Incest in France, though a major issue, has always seemed like a taboo. It was something that has always existed behind closed doors. Even now, there is a mentality of “what happens in the family, stays in the family”. Family is supposed to protect us. To think that they can do something so awful is not a notion many people like to entertain. Many victims are afraid to speak out and others are dismissed because of this. The issue of child abuse and sexual abuse are complicated enough, with their own social stigmas, but putting them together creates a situation of fear and secrecy like no other.
Like the 11-year-old in the park, many children feel like they have no right to protest.
And like Camille Kouchner, many others feel as though this sort of abuse should stay a secret. As she said in her book when she was fourteen,
“I knew and said nothing.”
But now, she has finally said something. And with her courage, La Familia Grande has encouraged thousands more to speak up about their own experiences and end the secrecy that surrounds incestuous abuse.
Why the book matters
La Familia Grande is unfortunately not a special story among the millions of other stories about incestuous abuse in France.
It is, however, a story that got published.
It is a story about a boy who was sexually abused by his stepfather when he was only a 14-year-old. And it is also a story of how Olivier Duhamel, a political scientist and former Socialist MEP, sexually abused a minor with no repercussions whatsoever.

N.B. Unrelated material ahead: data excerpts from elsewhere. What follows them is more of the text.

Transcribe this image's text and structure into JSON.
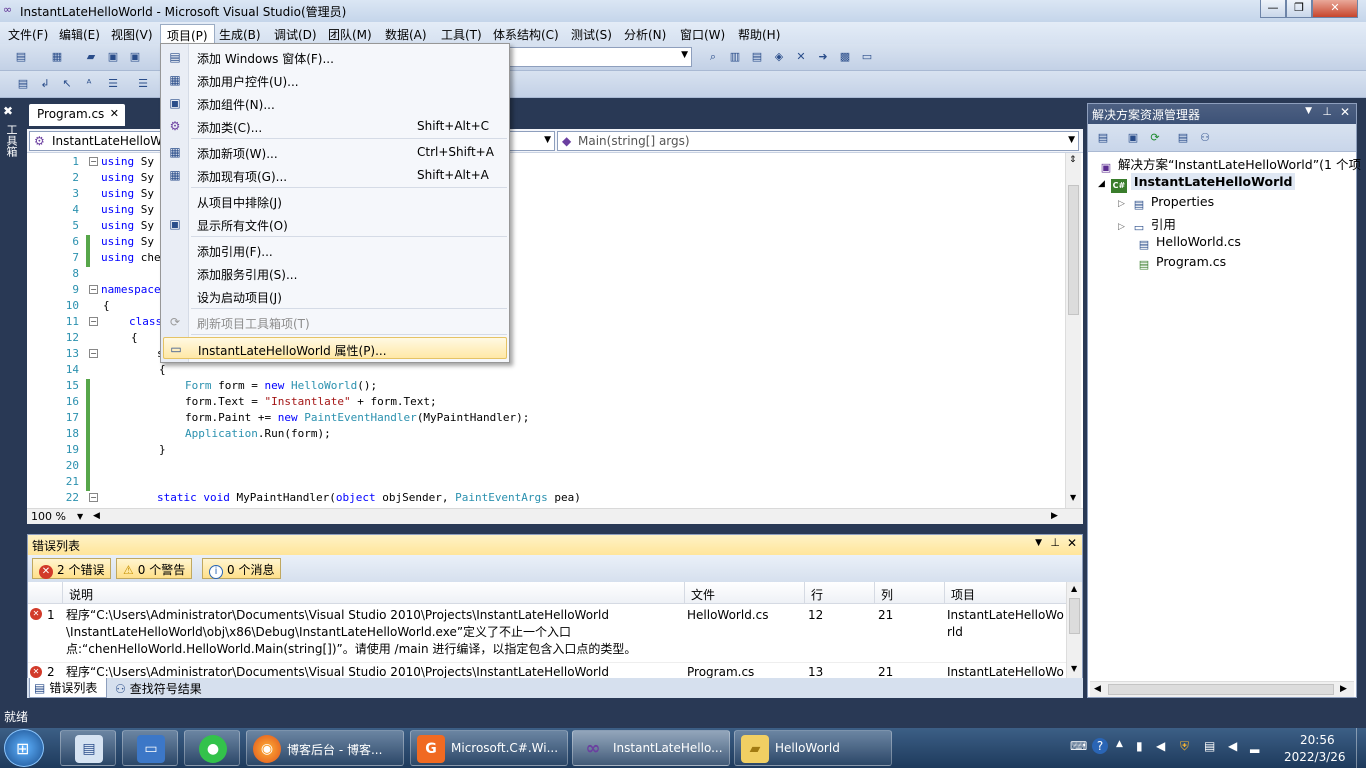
{
  "window": {
    "title": "InstantLateHelloWorld - Microsoft Visual Studio(管理员)",
    "controls": {
      "minimize": "—",
      "maximize": "❐",
      "close": "✕"
    }
  },
  "menubar": [
    "文件(F)",
    "编辑(E)",
    "视图(V)",
    "项目(P)",
    "生成(B)",
    "调试(D)",
    "团队(M)",
    "数据(A)",
    "工具(T)",
    "体系结构(C)",
    "测试(S)",
    "分析(N)",
    "窗口(W)",
    "帮助(H)"
  ],
  "toolbox_strip": {
    "label": "工具箱"
  },
  "editor": {
    "tab_label": "Program.cs",
    "tab_close": "✕",
    "nav_left": "InstantLateHelloWo",
    "nav_right": "Main(string[] args)",
    "zoom": "100 %",
    "line_numbers": [
      "1",
      "2",
      "3",
      "4",
      "5",
      "6",
      "7",
      "8",
      "9",
      "10",
      "11",
      "12",
      "13",
      "14",
      "15",
      "16",
      "17",
      "18",
      "19",
      "20",
      "21",
      "22"
    ],
    "lines": {
      "l1": {
        "kw": "using",
        "rest": " Sy"
      },
      "l2": {
        "kw": "using",
        "rest": " Sy"
      },
      "l3": {
        "kw": "using",
        "rest": " Sy"
      },
      "l4": {
        "kw": "using",
        "rest": " Sy"
      },
      "l5": {
        "kw": "using",
        "rest": " Sy"
      },
      "l6": {
        "kw": "using",
        "rest": " Sy"
      },
      "l7": {
        "kw": "using",
        "rest": " che"
      },
      "l9": {
        "kw": "namespace",
        "rest": ""
      },
      "l10": "{",
      "l11": {
        "kw": "class",
        "rest": ""
      },
      "l12": "{",
      "l13": "s",
      "l14": "{",
      "l15": {
        "t1": "Form",
        "m1": " form = ",
        "k1": "new",
        "sp": " ",
        "t2": "HelloWorld",
        "end": "();"
      },
      "l16": {
        "a": "form.Text = ",
        "s": "\"Instantlate\"",
        "b": " + form.Text;"
      },
      "l17": {
        "a": "form.Paint += ",
        "k": "new",
        "sp": " ",
        "t": "PaintEventHandler",
        "b": "(MyPaintHandler);"
      },
      "l18": {
        "t": "Application",
        "b": ".Run(form);"
      },
      "l19": "}",
      "l22": {
        "k1": "static",
        "sp1": " ",
        "k2": "void",
        "m": " MyPaintHandler(",
        "k3": "object",
        "m2": " objSender, ",
        "t": "PaintEventArgs",
        "e": " pea)"
      }
    }
  },
  "project_menu": {
    "items": [
      {
        "label": "添加 Windows 窗体(F)...",
        "shortcut": "",
        "icon": "form-icon"
      },
      {
        "label": "添加用户控件(U)...",
        "shortcut": "",
        "icon": "usercontrol-icon"
      },
      {
        "label": "添加组件(N)...",
        "shortcut": "",
        "icon": "component-icon"
      },
      {
        "label": "添加类(C)...",
        "shortcut": "Shift+Alt+C",
        "icon": "class-icon"
      },
      {
        "label": "添加新项(W)...",
        "shortcut": "Ctrl+Shift+A",
        "icon": "new-item-icon"
      },
      {
        "label": "添加现有项(G)...",
        "shortcut": "Shift+Alt+A",
        "icon": "existing-item-icon"
      },
      {
        "label": "从项目中排除(J)",
        "shortcut": "",
        "icon": ""
      },
      {
        "label": "显示所有文件(O)",
        "shortcut": "",
        "icon": "show-all-files-icon"
      },
      {
        "label": "添加引用(F)...",
        "shortcut": "",
        "icon": ""
      },
      {
        "label": "添加服务引用(S)...",
        "shortcut": "",
        "icon": ""
      },
      {
        "label": "设为启动项目(J)",
        "shortcut": "",
        "icon": ""
      },
      {
        "label": "刷新项目工具箱项(T)",
        "shortcut": "",
        "icon": "refresh-toolbox-icon",
        "disabled": true
      },
      {
        "label": "InstantLateHelloWorld 属性(P)...",
        "shortcut": "",
        "icon": "properties-icon",
        "highlighted": true
      }
    ]
  },
  "solution_explorer": {
    "title": "解决方案资源管理器",
    "solution": "解决方案“InstantLateHelloWorld”(1 个项",
    "project": "InstantLateHelloWorld",
    "properties": "Properties",
    "references": "引用",
    "file1": "HelloWorld.cs",
    "file2": "Program.cs"
  },
  "error_list": {
    "title": "错误列表",
    "filters": {
      "errors": "2 个错误",
      "warnings": "0 个警告",
      "messages": "0 个消息"
    },
    "columns": {
      "desc": "说明",
      "file": "文件",
      "line": "行",
      "col": "列",
      "project": "项目"
    },
    "rows": [
      {
        "num": "1",
        "desc": "程序“C:\\Users\\Administrator\\Documents\\Visual Studio 2010\\Projects\\InstantLateHelloWorld\n\\InstantLateHelloWorld\\obj\\x86\\Debug\\InstantLateHelloWorld.exe”定义了不止一个入口\n点:“chenHelloWorld.HelloWorld.Main(string[])”。请使用 /main 进行编译，以指定包含入口点的类型。",
        "file": "HelloWorld.cs",
        "line": "12",
        "col": "21",
        "project": "InstantLateHelloWo\nrld"
      },
      {
        "num": "2",
        "desc": "程序“C:\\Users\\Administrator\\Documents\\Visual Studio 2010\\Projects\\InstantLateHelloWorld",
        "file": "Program.cs",
        "line": "13",
        "col": "21",
        "project": "InstantLateHelloWo"
      }
    ],
    "bottom_tabs": {
      "errors": "错误列表",
      "find": "查找符号结果"
    }
  },
  "status": "就绪",
  "taskbar": {
    "items": [
      {
        "label": "博客后台 - 博客...",
        "icon": "firefox-icon"
      },
      {
        "label": "Microsoft.C#.Wi...",
        "icon": "pdf-icon"
      },
      {
        "label": "InstantLateHello...",
        "icon": "visual-studio-icon"
      },
      {
        "label": "HelloWorld",
        "icon": "folder-icon"
      }
    ],
    "time": "20:56",
    "date": "2022/3/26"
  }
}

Kouchner doesn’t stop there, however. Kouchner makes it clear that Duhamel isn’t the only one she’s accusing — she’s accusing the entire system that made it possible for him to rape a fourteen-year-old and get away with it. In her book, she cites names of people who protected Duhamel, who knew of his crimes and said nothing.
“Everyone knew,” said Kouchner in an interview with France 5.
Even Kouchner’s mother Evelyne Pisier, a feminist who died in 2017, knew what was happening, but did not speak out to avoid scandal. It was an open secret, among family members and members of Duhamel’s inner circle.
But as brutal as that is, what is important is that the book finally made it to publication. That this specific story got told.
In reality, there are many stories of minors being abused, many stories about incestuous abuse, but none of them quite as high-profile as this one. Pisier had been right to worry about this news garnering media attention, and it’s good that it did. By the story being so high-profile, and the implications of a rapist being able to be in such a high position in French politics, it serves as both a wake-up call to the French people and their government.
France has always had a problem with incestuous abuse and sexual abuse of minors, and thanks to the book and more importantly, the national and international media attention the book got, they are finally dealing with it. Recently, the French government has decided to establish the age of consent at age 15. And while this may be too little too late for some victims of child sexual abuse, these changes are important. For children currently in situations where they are being abused or have experienced abuse, it is important for them to realise that they come forward with other victims and have their voices heard.
The #metoo movement and its French counterpart #NousToutes was an incredible moment in history, and it only continues to grow. The importance of this movement cannot go understated. For victims to unite and speak up, and for victims to feel safe enough to do so is the pinnacle of the movement. The #metooinceste movement specifically breaks down the barriers and secrecy surrounding incestuous abuse, promising a new era of justice.
In the wake of La Familia Grande, France must deal with the fallout of their own lax laws and societal stigma. But they also must learn from past mistakes and move forwards for the sake of the current victims, and for future generations.
The writer is a part of TDA Editorial Team.